# Best way to convert sterling to euro



## polo1 (3 Oct 2007)

Does anyone know what the best way to go about transferring a large sum over 300K sterling into Euro and what rate should I expect to receive?  I would prefer a commercial rate rather than the standard rate given to any punter. Your help is appreciated.


----------



## asdfg (3 Oct 2007)

Try XE.com


----------



## polo1 (5 Oct 2007)

maybe you misunderstood my question or I wasnt clear.  I need to actually change sterling money to euro's...Any idea who would give me the best rate or what is the best way of getting the best rate?


----------



## Fatphrog (5 Oct 2007)

polo1, XE.com do an actual trading system and the rate is usually competitive. afaik, they have restrictions and conditions due to money-laundering regulations but you'll probably find that elsewhere too.


----------



## efm (5 Oct 2007)

With an amount of that size you should be getting a spot rate anyway form any of the banks.  You should be able to negotiate decent rate by playing one bank of the other.

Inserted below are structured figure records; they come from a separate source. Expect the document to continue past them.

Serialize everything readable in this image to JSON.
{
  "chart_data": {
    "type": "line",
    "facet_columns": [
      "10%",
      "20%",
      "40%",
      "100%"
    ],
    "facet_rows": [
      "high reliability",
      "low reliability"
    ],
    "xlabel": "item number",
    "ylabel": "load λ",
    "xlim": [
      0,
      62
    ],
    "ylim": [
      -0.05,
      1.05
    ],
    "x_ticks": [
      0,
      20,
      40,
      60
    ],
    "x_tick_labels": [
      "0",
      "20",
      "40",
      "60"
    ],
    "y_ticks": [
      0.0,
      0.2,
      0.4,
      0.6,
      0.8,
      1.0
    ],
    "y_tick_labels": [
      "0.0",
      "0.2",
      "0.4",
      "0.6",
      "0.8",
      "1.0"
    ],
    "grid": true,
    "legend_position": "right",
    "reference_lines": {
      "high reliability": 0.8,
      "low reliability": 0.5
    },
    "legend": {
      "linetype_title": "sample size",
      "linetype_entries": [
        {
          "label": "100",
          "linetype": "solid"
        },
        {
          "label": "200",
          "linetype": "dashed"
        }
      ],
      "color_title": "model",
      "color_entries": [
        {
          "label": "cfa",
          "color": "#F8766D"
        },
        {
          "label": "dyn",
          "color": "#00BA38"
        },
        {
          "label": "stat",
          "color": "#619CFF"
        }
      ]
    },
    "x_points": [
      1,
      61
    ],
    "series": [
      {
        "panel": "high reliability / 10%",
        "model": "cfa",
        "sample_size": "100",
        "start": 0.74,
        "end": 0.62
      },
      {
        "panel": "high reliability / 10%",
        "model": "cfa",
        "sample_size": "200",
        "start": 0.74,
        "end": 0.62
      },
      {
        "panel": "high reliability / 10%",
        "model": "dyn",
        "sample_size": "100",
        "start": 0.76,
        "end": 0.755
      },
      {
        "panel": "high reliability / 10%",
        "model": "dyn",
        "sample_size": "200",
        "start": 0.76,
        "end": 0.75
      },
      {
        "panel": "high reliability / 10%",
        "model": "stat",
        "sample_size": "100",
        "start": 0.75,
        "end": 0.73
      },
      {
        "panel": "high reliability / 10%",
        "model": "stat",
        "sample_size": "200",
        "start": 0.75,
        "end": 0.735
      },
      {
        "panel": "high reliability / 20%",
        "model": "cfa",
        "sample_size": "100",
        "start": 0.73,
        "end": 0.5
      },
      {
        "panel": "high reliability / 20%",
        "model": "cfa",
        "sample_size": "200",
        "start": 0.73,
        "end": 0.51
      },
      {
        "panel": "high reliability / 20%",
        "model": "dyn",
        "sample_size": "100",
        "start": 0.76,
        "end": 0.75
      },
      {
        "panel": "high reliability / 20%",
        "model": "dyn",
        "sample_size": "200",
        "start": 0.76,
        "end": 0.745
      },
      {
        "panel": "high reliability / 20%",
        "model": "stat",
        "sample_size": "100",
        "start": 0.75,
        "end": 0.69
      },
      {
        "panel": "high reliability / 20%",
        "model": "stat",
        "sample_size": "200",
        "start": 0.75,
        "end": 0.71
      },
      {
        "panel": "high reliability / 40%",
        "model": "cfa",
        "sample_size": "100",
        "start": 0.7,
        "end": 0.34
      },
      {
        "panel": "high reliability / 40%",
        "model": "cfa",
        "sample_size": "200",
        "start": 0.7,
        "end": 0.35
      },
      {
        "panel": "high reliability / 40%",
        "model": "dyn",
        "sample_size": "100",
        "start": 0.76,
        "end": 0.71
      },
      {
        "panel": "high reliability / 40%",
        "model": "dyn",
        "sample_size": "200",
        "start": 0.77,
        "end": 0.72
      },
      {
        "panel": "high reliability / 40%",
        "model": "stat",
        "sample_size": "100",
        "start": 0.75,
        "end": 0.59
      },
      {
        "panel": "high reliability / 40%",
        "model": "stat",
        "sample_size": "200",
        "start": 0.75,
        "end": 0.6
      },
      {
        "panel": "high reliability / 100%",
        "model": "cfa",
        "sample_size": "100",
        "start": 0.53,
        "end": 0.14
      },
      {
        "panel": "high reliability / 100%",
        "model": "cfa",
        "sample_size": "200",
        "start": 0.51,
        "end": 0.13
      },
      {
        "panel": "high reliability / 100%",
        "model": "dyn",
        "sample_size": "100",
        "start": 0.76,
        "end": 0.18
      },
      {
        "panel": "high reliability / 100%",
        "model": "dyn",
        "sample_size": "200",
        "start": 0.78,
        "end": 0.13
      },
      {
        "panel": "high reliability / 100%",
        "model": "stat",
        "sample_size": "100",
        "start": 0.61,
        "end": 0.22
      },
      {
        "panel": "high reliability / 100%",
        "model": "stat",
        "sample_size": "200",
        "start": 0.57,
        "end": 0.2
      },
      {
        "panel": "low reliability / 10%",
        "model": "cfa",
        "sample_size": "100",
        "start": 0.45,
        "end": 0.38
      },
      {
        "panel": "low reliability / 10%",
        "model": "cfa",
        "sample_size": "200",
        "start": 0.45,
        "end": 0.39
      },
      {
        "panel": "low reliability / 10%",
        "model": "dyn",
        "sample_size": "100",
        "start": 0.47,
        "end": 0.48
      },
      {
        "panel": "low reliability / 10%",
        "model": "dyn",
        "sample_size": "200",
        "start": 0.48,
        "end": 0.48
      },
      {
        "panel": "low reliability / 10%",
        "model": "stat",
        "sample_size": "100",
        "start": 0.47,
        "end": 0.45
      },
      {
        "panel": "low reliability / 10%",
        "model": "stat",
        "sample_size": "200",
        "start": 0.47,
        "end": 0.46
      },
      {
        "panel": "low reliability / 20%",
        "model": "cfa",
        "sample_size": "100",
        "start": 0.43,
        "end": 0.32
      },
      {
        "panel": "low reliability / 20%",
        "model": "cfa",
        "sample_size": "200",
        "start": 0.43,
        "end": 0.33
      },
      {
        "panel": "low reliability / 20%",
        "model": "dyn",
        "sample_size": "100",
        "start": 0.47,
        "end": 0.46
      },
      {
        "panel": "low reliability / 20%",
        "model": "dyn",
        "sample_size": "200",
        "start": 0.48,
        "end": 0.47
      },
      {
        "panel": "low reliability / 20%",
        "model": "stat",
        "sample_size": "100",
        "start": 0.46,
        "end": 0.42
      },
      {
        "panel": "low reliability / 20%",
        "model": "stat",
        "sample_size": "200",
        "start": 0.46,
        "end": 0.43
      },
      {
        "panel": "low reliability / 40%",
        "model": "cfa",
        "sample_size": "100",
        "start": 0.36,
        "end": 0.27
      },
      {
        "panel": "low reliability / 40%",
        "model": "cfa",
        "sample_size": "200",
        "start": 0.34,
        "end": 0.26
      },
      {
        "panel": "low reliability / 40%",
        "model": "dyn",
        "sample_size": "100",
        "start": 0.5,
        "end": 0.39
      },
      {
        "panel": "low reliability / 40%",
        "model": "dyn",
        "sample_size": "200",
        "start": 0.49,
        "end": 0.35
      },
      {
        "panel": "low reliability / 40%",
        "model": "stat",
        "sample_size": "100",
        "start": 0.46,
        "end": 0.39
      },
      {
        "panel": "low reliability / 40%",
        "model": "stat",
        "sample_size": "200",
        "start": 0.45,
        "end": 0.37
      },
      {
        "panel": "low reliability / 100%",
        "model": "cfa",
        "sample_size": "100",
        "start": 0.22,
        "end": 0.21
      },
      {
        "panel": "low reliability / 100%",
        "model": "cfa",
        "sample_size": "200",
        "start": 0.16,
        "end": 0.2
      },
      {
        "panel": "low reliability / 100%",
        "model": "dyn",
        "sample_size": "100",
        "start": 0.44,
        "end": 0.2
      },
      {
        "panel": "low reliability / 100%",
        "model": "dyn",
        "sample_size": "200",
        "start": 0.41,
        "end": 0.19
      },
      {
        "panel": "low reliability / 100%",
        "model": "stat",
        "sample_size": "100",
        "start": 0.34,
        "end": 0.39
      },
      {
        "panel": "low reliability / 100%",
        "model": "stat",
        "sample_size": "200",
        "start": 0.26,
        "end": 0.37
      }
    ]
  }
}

Use xe.com to get an idea of the mid rate so that you know how close each bank is to the mid


----------



## 3964 (5 Oct 2007)

Does anyone have any experience of using an online currency site to access foreign exchange.

Thanks    Maeve


----------



## MichaelDes (5 Oct 2007)

I've £20kstg to conver to euro. Bugger about the NR situation messing the rate from 66p= €1 to 69.4p=€1. Lets start a swap shop. I trade mines at the midway for someone vice versa. Screw the banks on the spread.


----------



## budapest (5 Oct 2007)

I've had generally good experiences with www.axiafx.com.  You can book a rate days in advance, usually without a deposit and I've found their rates quite competitive.


----------



## MichaelDes (5 Oct 2007)

budapest said:


> I've had generally good experiences with [broken link removed]. You can book a rate days in advance, usually without a deposit and I've found their rates quite competitive.


 
Nice one Buda...Put in Favorites. Banks giving lousy spot rates with their greedy spreads. UBL used to be good for low margins etc over €25k but since that UK bank.....is it Bank of Scotland... started getting tight & the deals have got meaner. P.S. Will Stg strengthen now NR debacle behind us or is it a case of how long is a piece of string...wanted 67p


----------



## 3964 (6 Oct 2007)

Thank you Budapest for posting  [broken link removed].  The site seems user friendly to me a fool when it comes to financial terms.  I will enjoy exloring it further.

Best Regards   Maeve


----------



## Kurly (7 Feb 2008)

I can help (from personal experience) in letting you know who and where not to go to to convert your money from sterling to euro.  Especially large amounts into commercial accounts.


----------